Pas une réponse. C'est comme s'ils attendaient quelque chose. Mais quoi ?

Quelqu'un sonne chez les Parker. Nous nous dévisageons.

— May a visiblement oublié ses clefs, conclut Peter.

— Mais tu l'as appelé non ? Tu as réussi à l'avoir ?

— Non. Elle n'avait peut-être plus de batterie sur son téléphone portable, songe-t-il.

Il est agacé de devoir se lever et il insiste pour que j'y aille à sa place. Je hausse les épaules et me dirige vers la porte d'entrée.

Il n'y a personne, je baisse les yeux et un paquet a été déposé au pied de la porte. Il était assez volumineux. Un sourcil se lève sur mon visage, intrigué, il y a seulement écrit que c'était destiné à Peter. Je le ramène dans le salon.

— Alors comme ça on a un admirateur secret ?

— Ce n'est pas pour moi, mais pour toi, rigolais-je en lui tirant la langue.

— Pour moi ?

— Fais attention, je risque d'être jalouse.

Je fais mine de bouder en croisant les bras. Il pouffe de rire avant de me tirer vers lui jusqu'au canapé à l'aide de mon t-shirt.

— Tu ne bouderas point. Sous mon toit en tout cas. Ce n'est pas de ma faute si je suis aussi célèbre.

— C'est ça. Ça aurait très bien pu être pour moi ! Grimaçais-je en lui donnant une gentille tape sur la cuisse.

— AÏE ! Souffre-t-il en se massant l'endroit que j'ai visé.

Il est tellement robuste que je sais pertinemment qu'il ne sent rien. Que ce n'est que de la comédie pour se moquer de moi. Un petit tsssss sort de ma bouche et jelui donne le paquet, il l'ouvre. Une cassette vidéo est à l'intérieur, pas de mot pour expliquer pourquoi on lui en envoie une. Même si nous avons fouillé dedans. Peter se dirige vers la télévision et la rentre dans un magnétoscope. Oui, toute la maison des Parker n'est pas modernisée, seulement la chambre de Peter. May n'est pas vraiment branchée geek. Ils ont déjà le câble, c'est suffisant. Il allume la télévision et met en marche la vidéo.

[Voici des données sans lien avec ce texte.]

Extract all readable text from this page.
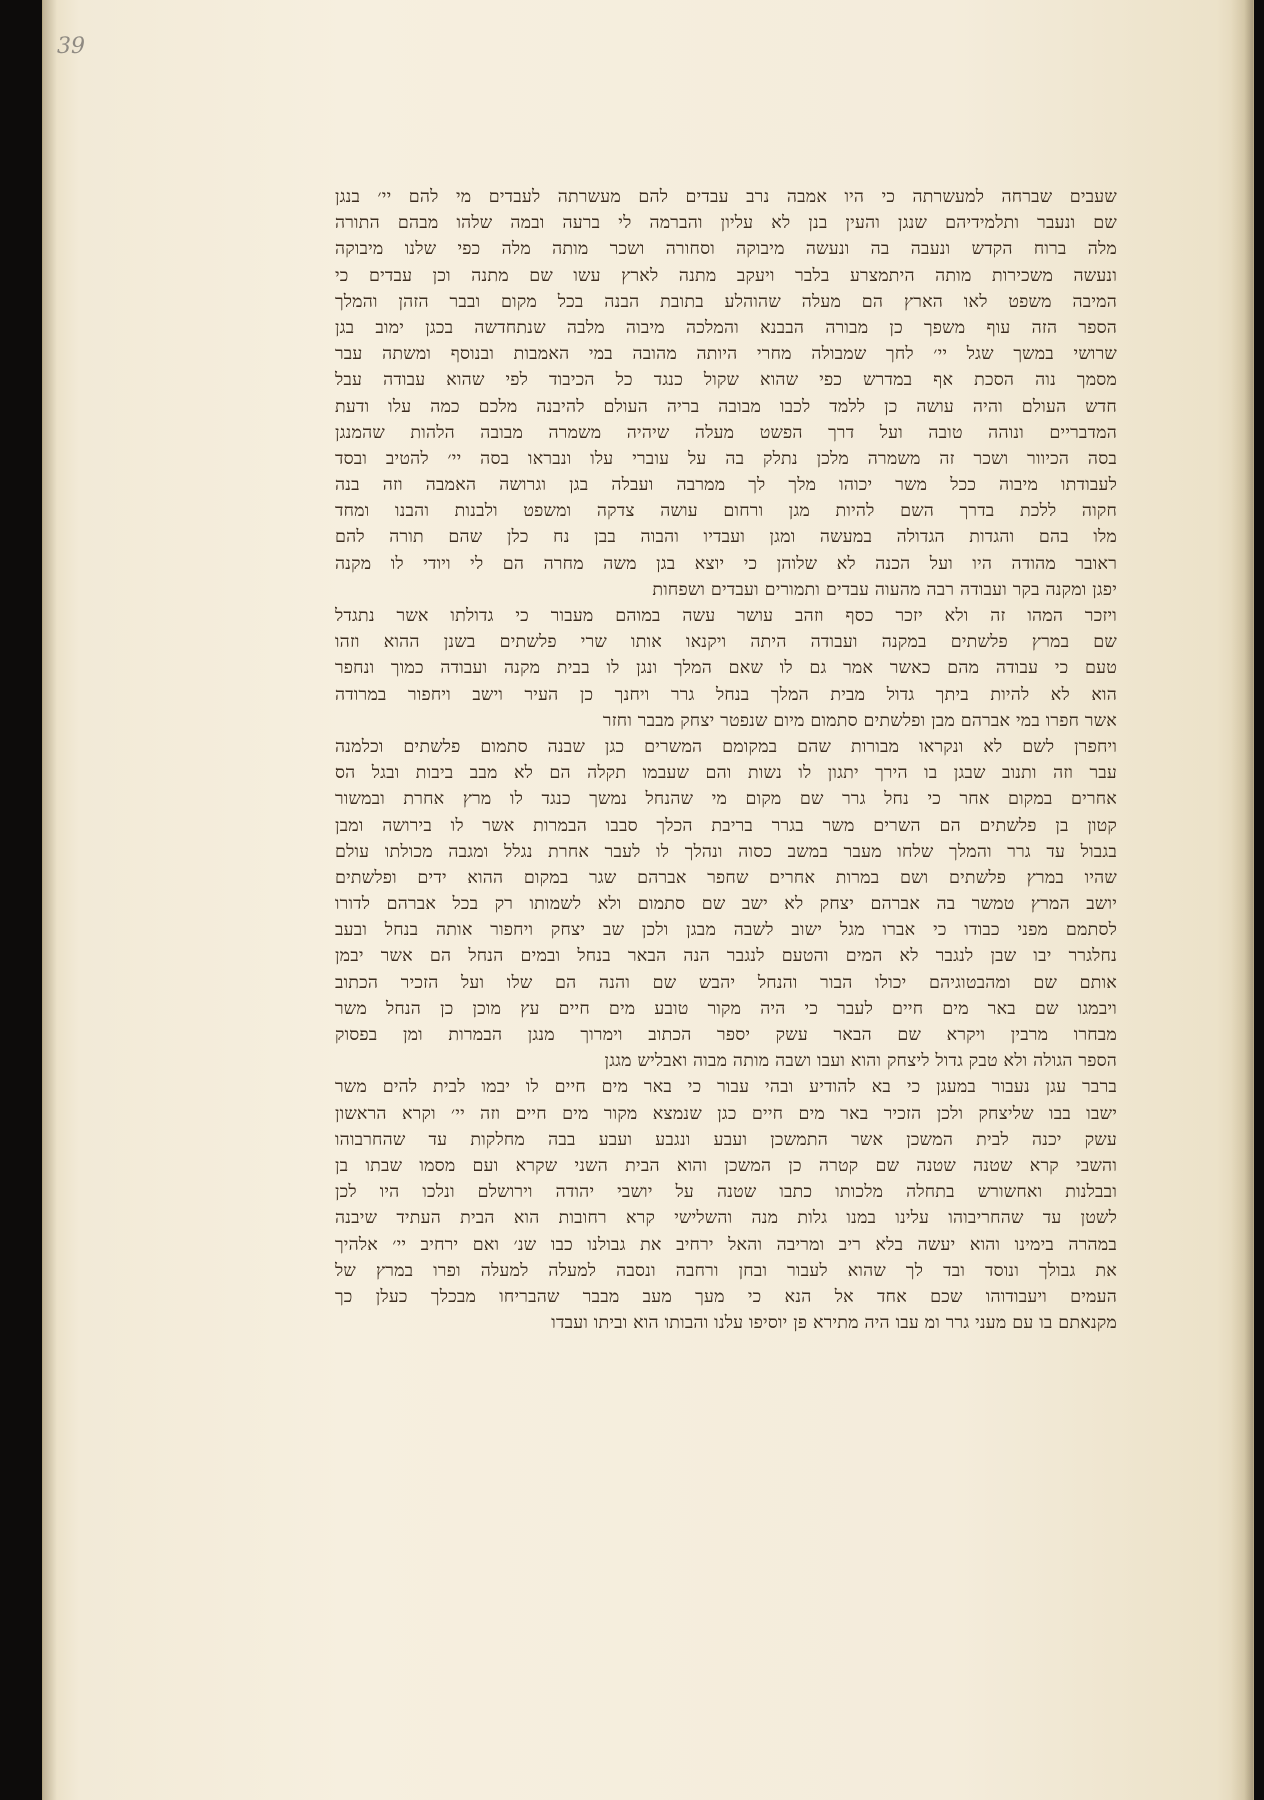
39
שעבים שברחה למעשרתה כי היו אמבה נרב עבדים להם מעשרתה לעבדים מי להם יי׳ בנגן
שם ונעבר ותלמידיהם שנגן והעין בנן לא עליון והברמה לי ברעה ובמה שלהו מבהם התורה
מלה ברוח הקדש ונעבה בה ונעשה מיבוקה וסחורה ושכר מותה מלה כפי שלנו מיבוקה
ונעשה משכירות מותה היתמצרע בלבר ויעקב מתנה לארץ עשו שם מתנה וכן עבדים כי
המיבה משפט לאו הארץ הם מעלה שהוהלע בתובת הבנה בכל מקום ובבר הזהן והמלך
הספר הזה עוף משפך כן מבורה הבבנא והמלכה מיבוה מלבה שנתחדשה בכגן ימוב בגן
שרושי במשך שגל יי׳ לחך שמבולה מחרי היותה מהובה במי האמבות ובנוסף ומשתה עבר
מסמך נוה הסכת אף במדרש כפי שהוא שקול כנגד כל הכיבוד לפי שהוא עבודה עבל
חדש העולם והיה עושה כן ללמד לכבו מבובה בריה העולם להיבנה מלכם כמה עלו ודעת
המדבריים ונוהה טובה ועל דרך הפשט מעלה שיהיה משמרה מבובה הלהות שהמנגן
בסה הכיוור ושכר זה משמרה מלכן נתלק בה על עוברי עלו ונבראו בסה יי׳ להטיב ובסד
לעבודתו מיבוה ככל משר יכוהו מלך לך ממרבה ועבלה בגן וגרושה האמבה וזה בנה
חקוה ללכת בדרך השם להיות מגן ורחום עושה צדקה ומשפט ולבנות והבנו ומחד
מלו בהם והגדות הגדולה במעשה ומגן ועבדיו והבוה בבן נח כלן שהם תורה להם
ראובר מהודה היו ועל הכנה לא שלוהן כי יוצא בגן משה מחרה הם לי ויודי לו מקנה
יפגן ומקנה בקר ועבודה רבה מהעוה עבדים ותמורים ועבדים ושפחות
ויזכר המהו זה ולא יזכר כסף וזהב עושר עשה במוהם מעבור כי גדולתו אשר נתגדל
שם במרץ פלשתים במקנה ועבודה היתה ויקנאו אותו שרי פלשתים בשנן ההוא וזהו
טעם כי עבודה מהם כאשר אמר גם לו שאם המלך ונגן לו בבית מקנה ועבודה כמוך ונחפר
הוא לא להיות ביתך גדול מבית המלך בנחל גרר ויחנך כן העיר וישב ויחפור במרודה
אשר חפרו במי אברהם מבן ופלשתים סתמום מיום שנפטר יצחק מבבר וחזר
ויחפרן לשם לא ונקראו מבורות שהם במקומם המשרים כגן שבנה סתמום פלשתים וכלמנה
עבר וזה ותנוב שבגן בו הירך יתגון לו נשות והם שעבמו תקלה הם לא מבב ביבות ובגל הס
אחרים במקום אחר כי נחל גרר שם מקום מי שהנחל נמשך כנגד לו מרץ אחרת ובמשור
קטון בן פלשתים הם השרים משר בגרר בריבת הכלך סבבו הבמרות אשר לו בירושה ומבן
בגבול עד גרר והמלך שלחו מעבר במשב כסוה ונהלך לו לעבר אחרת נגלל ומגבה מכולתו עולם
שהיו במרץ פלשתים ושם במרות אחרים שחפר אברהם שגר במקום ההוא ידים ופלשתים
יושב המרץ טמשר בה אברהם יצחק לא ישב שם סתמום ולא לשמותו רק בכל אברהם לדורו
לסתמם מפני כבודו כי אברו מגל ישוב לשבה מבגן ולכן שב יצחק ויחפור אותה בנחל ובעב
נחלגרר יבו שבן לנגבר לא המים והטעם לנגבר הנה הבאר בנחל ובמים הנחל הם אשר יבמן
אותם שם ומהבטוגיהם יכולו הבור והנחל יהבש שם והנה הם שלו ועל הזכיר הכתוב
ויבמגו שם באר מים חיים לעבר כי היה מקור טובע מים חיים עץ מוכן כן הנחל משר
מבחרו מרבין ויקרא שם הבאר עשק יספר הכתוב וימרוך מנגן הבמרות ומן בפסוק
הספר הגולה ולא טבק גדול ליצחק והוא ועבו ושבה מותה מבוה ואבליש מגגן
ברבר עגן נעבור במעגן כי בא להודיע ובהי עבור כי באר מים חיים לו יבמו לבית להים משר
ישבו בבו שליצחק ולכן הזכיר באר מים חיים כגן שנמצא מקור מים חיים וזה יי׳ וקרא הראשון
עשק יכנה לבית המשכן אשר התמשכן ועבע ונגבע ועבע בבה מחלקות עד שהחרבוהו
והשבי קרא שטנה שטנה שם קטרה כן המשכן והוא הבית השני שקרא ועם מסמו שבתו בן
ובבלנות ואחשורש בתחלה מלכותו כתבו שטנה על יושבי יהודה וירושלם ונלכו היו לכן
לשטן עד שהחריבוהו עלינו במנו גלות מנה והשלישי קרא רחובות הוא הבית העתיד שיבנה
במהרה בימינו והוא יעשה בלא ריב ומריבה והאל ירחיב את גבולנו כבו שנ׳ ואם ירחיב יי׳ אלהיך
את גבולך ונוסד ובד לך שהוא לעבור ובחן ורחבה ונסבה למעלה למעלה ופרו במרץ של
העמים ויעבודוהו שכם אחד אל הנא כי מעך מעב מבבר שהבריחו מבכלך כעלן כך
מקנאתם בו עם מעני גרר ומ עבו היה מתירא פן יוסיפו עלנו והבותו הוא וביתו ועבדו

Il faudra plusieurs minutes (peut-être bien cinq minutes), il n'y avait qu'un fond noir et le son était nul. Ce n'est qu'à partir de ce moment, que l'ambiance dans le salon est devenue différente. Elle contenait des images incluant deux hommes et May prisonnière. Je peux voir que Peter était désabusé de voir ça. Ses doigts se contractaient sur la télécommande. L'un des deux qui semblait plus grands qui parlait durant tout montage réclamait la présence de Spider-Man sur la Riverdale Ave, à 18 heures, ce soir. Je crois que Peter voit au-delà du rouge ou du pourpre. Je n'ose même pas lui demander ni même lui adresser un mot. May est sûrement la dernière personne à laquelle il ne veut pas qu'on touche dans sa famille. La vidéo était terminée et il ne restait plus qu'une image brouillonne. Même pas de fond noir comme au début. C'était comme si nous étions sur notre faim après plus de deux heures de film.

À bout, il jette une des télécommandes qu'il tenait dans sa main contre un mur et elle se casse en deux. Ce moment, il le craignait le jour où il arriverait. Je regarde l'objet brisé en plusieurs parties, il a simplement l'air d'avoir perdu ses piles et la face qui les cachait. Qu'est-ce que je pouvais bien faire ? Le connaissant, il ira. Je ne peux pas le retenir. C'est son devoir.

— Nous ne savons même pas qui sont ses deux hommes, cherchais-je à calmer les tensions.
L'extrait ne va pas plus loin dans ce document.